Und dann ging es auch schon in den Endspurt. Noch zwei Wochen blieben übrig. In der Zeit hatte ich in der Psychosomatik die Gruppe wieder alleine und habe sie – denke ich – ganz gut durch die Zeit gebracht. Einige sind noch abgereist und haben zurück gemeldet, dass der Aufenthalt nützlich war. Weihnachten war dann dieses Jahr noch ein bisschen holprig zwischen dem Kardiochirurgen und mir und hat nochmal einige Spannungsfelder auf den Tisch gebracht. Das wird die erste Aufgabe im neuen Jahr.

Für das nächste Jahr steht viel an.
Ich werde einige, große Schritte in Richtung Facharzt gehen müssen. Denn das ich den versuchen muss zu machen, das habe ich mittlerweile eingesehen, ob ich dazu zurück in die Neuro muss, ist mal eine andere Frage.

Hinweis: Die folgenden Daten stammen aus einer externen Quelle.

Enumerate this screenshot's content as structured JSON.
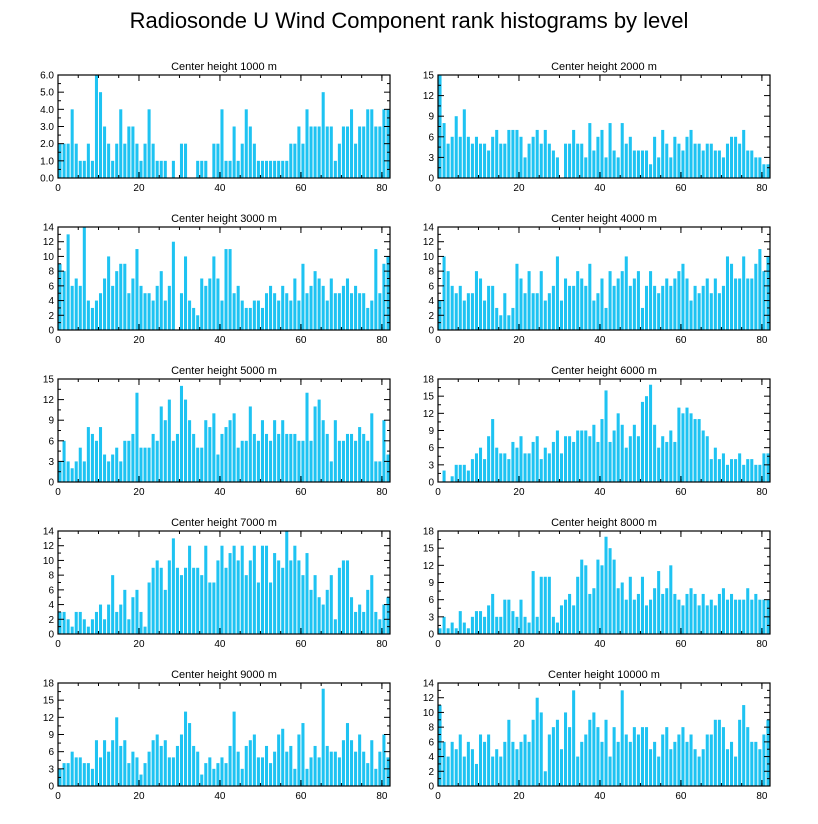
{
  "title": "Radiosonde U Wind Component rank histograms by level",
  "bar_color": "#1ec3f2",
  "chart_data": [
    {
      "type": "bar",
      "title": "Center height 1000 m",
      "xlim": [
        0,
        82
      ],
      "ylim": [
        0,
        6
      ],
      "xticks": [
        0,
        20,
        40,
        60,
        80
      ],
      "yticks": [
        0,
        1,
        2,
        3,
        4,
        5,
        6
      ],
      "ytick_labels": [
        "0.0",
        "1.0",
        "2.0",
        "3.0",
        "4.0",
        "5.0",
        "6.0"
      ],
      "values": [
        2,
        2,
        2,
        4,
        2,
        1,
        1,
        2,
        1,
        6,
        5,
        3,
        2,
        1,
        2,
        4,
        2,
        3,
        3,
        2,
        1,
        2,
        4,
        2,
        1,
        1,
        1,
        0,
        1,
        0,
        2,
        2,
        0,
        0,
        1,
        1,
        1,
        0,
        2,
        2,
        4,
        1,
        1,
        3,
        1,
        2,
        4,
        3,
        2,
        1,
        1,
        1,
        1,
        1,
        1,
        1,
        1,
        2,
        2,
        3,
        2,
        4,
        3,
        3,
        3,
        5,
        3,
        3,
        1,
        2,
        3,
        3,
        4,
        2,
        3,
        3,
        4,
        4,
        3,
        3,
        4,
        4
      ]
    },
    {
      "type": "bar",
      "title": "Center height 2000 m",
      "xlim": [
        0,
        82
      ],
      "ylim": [
        0,
        15
      ],
      "xticks": [
        0,
        20,
        40,
        60,
        80
      ],
      "yticks": [
        0,
        3,
        6,
        9,
        12,
        15
      ],
      "ytick_labels": [
        "0",
        "3",
        "6",
        "9",
        "12",
        "15"
      ],
      "values": [
        15,
        8,
        5,
        6,
        9,
        6,
        10,
        6,
        5,
        6,
        5,
        5,
        4,
        6,
        7,
        5,
        5,
        7,
        7,
        7,
        6,
        3,
        5,
        6,
        7,
        5,
        7,
        5,
        4,
        3,
        0,
        5,
        5,
        7,
        5,
        5,
        3,
        8,
        4,
        6,
        7,
        3,
        8,
        4,
        3,
        8,
        5,
        6,
        4,
        4,
        4,
        4,
        2,
        6,
        3,
        7,
        5,
        3,
        6,
        5,
        4,
        6,
        7,
        5,
        5,
        4,
        5,
        5,
        4,
        4,
        3,
        5,
        6,
        6,
        5,
        7,
        4,
        4,
        3,
        3,
        2,
        2
      ]
    },
    {
      "type": "bar",
      "title": "Center height 3000 m",
      "xlim": [
        0,
        82
      ],
      "ylim": [
        0,
        14
      ],
      "xticks": [
        0,
        20,
        40,
        60,
        80
      ],
      "yticks": [
        0,
        2,
        4,
        6,
        8,
        10,
        12,
        14
      ],
      "ytick_labels": [
        "0",
        "2",
        "4",
        "6",
        "8",
        "10",
        "12",
        "14"
      ],
      "values": [
        9,
        8,
        13,
        6,
        7,
        6,
        14,
        4,
        3,
        4,
        5,
        7,
        10,
        6,
        8,
        9,
        9,
        5,
        7,
        11,
        6,
        5,
        5,
        4,
        6,
        8,
        4,
        6,
        12,
        0,
        5,
        10,
        4,
        3,
        2,
        7,
        6,
        7,
        10,
        7,
        4,
        11,
        11,
        5,
        6,
        4,
        3,
        3,
        4,
        4,
        3,
        5,
        6,
        5,
        4,
        6,
        5,
        4,
        7,
        4,
        9,
        5,
        6,
        8,
        7,
        6,
        4,
        7,
        5,
        5,
        6,
        7,
        5,
        6,
        5,
        5,
        3,
        4,
        11,
        5,
        9,
        10
      ]
    },
    {
      "type": "bar",
      "title": "Center height 4000 m",
      "xlim": [
        0,
        82
      ],
      "ylim": [
        0,
        14
      ],
      "xticks": [
        0,
        20,
        40,
        60,
        80
      ],
      "yticks": [
        0,
        2,
        4,
        6,
        8,
        10,
        12,
        14
      ],
      "ytick_labels": [
        "0",
        "2",
        "4",
        "6",
        "8",
        "10",
        "12",
        "14"
      ],
      "values": [
        4,
        10,
        8,
        6,
        5,
        6,
        4,
        5,
        5,
        8,
        7,
        4,
        6,
        6,
        3,
        2,
        5,
        2,
        3,
        9,
        7,
        5,
        8,
        5,
        5,
        8,
        4,
        5,
        6,
        10,
        4,
        7,
        6,
        6,
        8,
        7,
        6,
        9,
        4,
        5,
        7,
        3,
        8,
        6,
        7,
        8,
        10,
        6,
        7,
        8,
        3,
        6,
        8,
        6,
        5,
        6,
        7,
        6,
        7,
        8,
        9,
        7,
        4,
        6,
        5,
        6,
        7,
        5,
        7,
        5,
        6,
        10,
        9,
        7,
        7,
        10,
        7,
        7,
        9,
        11,
        8,
        10
      ]
    },
    {
      "type": "bar",
      "title": "Center height 5000 m",
      "xlim": [
        0,
        82
      ],
      "ylim": [
        0,
        15
      ],
      "xticks": [
        0,
        20,
        40,
        60,
        80
      ],
      "yticks": [
        0,
        3,
        6,
        9,
        12,
        15
      ],
      "ytick_labels": [
        "0",
        "3",
        "6",
        "9",
        "12",
        "15"
      ],
      "values": [
        3,
        6,
        3,
        2,
        3,
        5,
        3,
        8,
        7,
        6,
        8,
        4,
        3,
        4,
        5,
        3,
        6,
        6,
        7,
        13,
        5,
        5,
        5,
        7,
        6,
        11,
        9,
        12,
        6,
        7,
        14,
        12,
        9,
        7,
        5,
        5,
        9,
        8,
        10,
        4,
        7,
        8,
        9,
        10,
        5,
        6,
        6,
        11,
        7,
        6,
        9,
        7,
        6,
        9,
        7,
        9,
        7,
        7,
        7,
        6,
        6,
        13,
        6,
        11,
        12,
        9,
        7,
        3,
        9,
        6,
        6,
        7,
        7,
        6,
        8,
        7,
        6,
        10,
        3,
        3,
        9,
        4
      ]
    },
    {
      "type": "bar",
      "title": "Center height 6000 m",
      "xlim": [
        0,
        82
      ],
      "ylim": [
        0,
        18
      ],
      "xticks": [
        0,
        20,
        40,
        60,
        80
      ],
      "yticks": [
        0,
        3,
        6,
        9,
        12,
        15,
        18
      ],
      "ytick_labels": [
        "0",
        "3",
        "6",
        "9",
        "12",
        "15",
        "18"
      ],
      "values": [
        0,
        2,
        0,
        1,
        3,
        3,
        3,
        2,
        4,
        5,
        6,
        4,
        8,
        11,
        6,
        5,
        5,
        4,
        7,
        6,
        8,
        5,
        5,
        7,
        8,
        4,
        6,
        5,
        7,
        9,
        5,
        8,
        8,
        7,
        9,
        9,
        9,
        8,
        10,
        7,
        11,
        16,
        7,
        9,
        12,
        10,
        6,
        8,
        10,
        8,
        14,
        15,
        17,
        10,
        6,
        8,
        7,
        9,
        7,
        13,
        12,
        13,
        12,
        11,
        11,
        9,
        8,
        4,
        6,
        4,
        5,
        3,
        4,
        4,
        5,
        3,
        4,
        4,
        3,
        3,
        5,
        5
      ]
    },
    {
      "type": "bar",
      "title": "Center height 7000 m",
      "xlim": [
        0,
        82
      ],
      "ylim": [
        0,
        14
      ],
      "xticks": [
        0,
        20,
        40,
        60,
        80
      ],
      "yticks": [
        0,
        2,
        4,
        6,
        8,
        10,
        12,
        14
      ],
      "ytick_labels": [
        "0",
        "2",
        "4",
        "6",
        "8",
        "10",
        "12",
        "14"
      ],
      "values": [
        3,
        3,
        2,
        1,
        3,
        3,
        2,
        1,
        2,
        3,
        4,
        2,
        4,
        8,
        3,
        4,
        6,
        2,
        5,
        6,
        3,
        1,
        7,
        9,
        10,
        9,
        6,
        10,
        13,
        9,
        8,
        9,
        12,
        9,
        9,
        8,
        12,
        7,
        7,
        10,
        12,
        9,
        11,
        12,
        10,
        12,
        8,
        10,
        12,
        7,
        12,
        12,
        7,
        11,
        10,
        9,
        14,
        10,
        12,
        10,
        8,
        11,
        6,
        8,
        5,
        4,
        6,
        8,
        2,
        9,
        10,
        10,
        5,
        3,
        4,
        3,
        6,
        8,
        3,
        2,
        4,
        5
      ]
    },
    {
      "type": "bar",
      "title": "Center height 8000 m",
      "xlim": [
        0,
        82
      ],
      "ylim": [
        0,
        18
      ],
      "xticks": [
        0,
        20,
        40,
        60,
        80
      ],
      "yticks": [
        0,
        3,
        6,
        9,
        12,
        15,
        18
      ],
      "ytick_labels": [
        "0",
        "3",
        "6",
        "9",
        "12",
        "15",
        "18"
      ],
      "values": [
        1,
        3,
        1,
        2,
        1,
        4,
        2,
        1,
        3,
        4,
        4,
        3,
        5,
        7,
        3,
        3,
        6,
        6,
        4,
        3,
        6,
        3,
        2,
        11,
        3,
        10,
        10,
        10,
        3,
        2,
        5,
        6,
        7,
        5,
        10,
        13,
        12,
        7,
        8,
        13,
        12,
        17,
        15,
        13,
        8,
        9,
        6,
        10,
        6,
        7,
        10,
        5,
        6,
        8,
        11,
        7,
        8,
        12,
        7,
        6,
        5,
        7,
        8,
        7,
        5,
        7,
        5,
        6,
        5,
        7,
        8,
        6,
        7,
        6,
        6,
        6,
        8,
        6,
        7,
        6,
        6,
        6
      ]
    },
    {
      "type": "bar",
      "title": "Center height 9000 m",
      "xlim": [
        0,
        82
      ],
      "ylim": [
        0,
        18
      ],
      "xticks": [
        0,
        20,
        40,
        60,
        80
      ],
      "yticks": [
        0,
        3,
        6,
        9,
        12,
        15,
        18
      ],
      "ytick_labels": [
        "0",
        "3",
        "6",
        "9",
        "12",
        "15",
        "18"
      ],
      "values": [
        3,
        4,
        4,
        6,
        5,
        5,
        4,
        4,
        3,
        8,
        5,
        8,
        6,
        8,
        12,
        7,
        8,
        4,
        6,
        5,
        2,
        4,
        6,
        8,
        9,
        7,
        8,
        5,
        5,
        7,
        9,
        13,
        11,
        7,
        6,
        2,
        4,
        5,
        3,
        4,
        5,
        4,
        7,
        13,
        6,
        3,
        7,
        8,
        9,
        5,
        5,
        7,
        4,
        6,
        9,
        10,
        6,
        7,
        3,
        9,
        11,
        3,
        5,
        7,
        5,
        17,
        7,
        6,
        6,
        5,
        8,
        11,
        8,
        6,
        9,
        6,
        4,
        8,
        3,
        6,
        9,
        5
      ]
    },
    {
      "type": "bar",
      "title": "Center height 10000 m",
      "xlim": [
        0,
        82
      ],
      "ylim": [
        0,
        14
      ],
      "xticks": [
        0,
        20,
        40,
        60,
        80
      ],
      "yticks": [
        0,
        2,
        4,
        6,
        8,
        10,
        12,
        14
      ],
      "ytick_labels": [
        "0",
        "2",
        "4",
        "6",
        "8",
        "10",
        "12",
        "14"
      ],
      "values": [
        11,
        6,
        4,
        6,
        5,
        7,
        4,
        6,
        5,
        3,
        7,
        6,
        7,
        4,
        5,
        4,
        6,
        9,
        6,
        5,
        6,
        7,
        6,
        9,
        12,
        10,
        2,
        7,
        8,
        9,
        5,
        10,
        8,
        13,
        4,
        6,
        7,
        9,
        10,
        8,
        6,
        9,
        4,
        8,
        6,
        13,
        7,
        6,
        8,
        7,
        8,
        8,
        5,
        6,
        4,
        7,
        8,
        5,
        6,
        7,
        8,
        6,
        7,
        5,
        4,
        5,
        7,
        7,
        9,
        9,
        8,
        5,
        6,
        4,
        9,
        11,
        8,
        6,
        6,
        5,
        7,
        9
      ]
    }
  ]
}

Irgendwie muss ich auch meine „berufliche Identitätskrise“ lösen. Ich bin recht gespannt, wo ich in einem Jahr arbeite und ob ich dann für mich sagen kann, dass ich dort glücklich bin. Ich möchte für mich auch nicht ausschließen, dass es mich vielleicht doch zurück in die Neuro ziehen könnte, aber wenn es so ist, dass ich dort arbeite, dann bitte aus Überzeugung und nicht aus irgendeinem Pflichtgefühl heraus.
Ich bin sehr gespannt, wie das mit dem Kardiochirurgen und mir weiter geht. Ob wir vielleicht in einem Jahr noch unsere Tage zusammen verbringen und wenn ja – ob sich Dinge bewegen? Ob wir mal unter der Woche beim anderen verweilen, ob wir gemeinsame Urlaubserfahrungen gesammelt haben, ob wir uns nicht nur im Urlaub so ganz haben können, sondern auch einen Alltag, der den jeweils anderen integriert.
Ich bin gespannt auf den Sommer. Ich wünsche mir, ans Meer zu fahren. Da hätte ich mal wieder richtig Lust drauf. Einfach am Stand zu chillen, mit Fischis um die Wette zu schwimmen.
Ich hoffe, dass ich das ein oder andere Mal in die Studienstadt komme. Meine Freunde sehe. Vielleicht auch diejenigen, mit denen das dieses Jahr nicht geklappt hat. Ich habe manchmal große Angst, die Menschen dort zu verlieren, die ich sehr schätze und noch ein bisschen behalten möchte.

Ich bin gespannt. Es könnte richtig gut werden.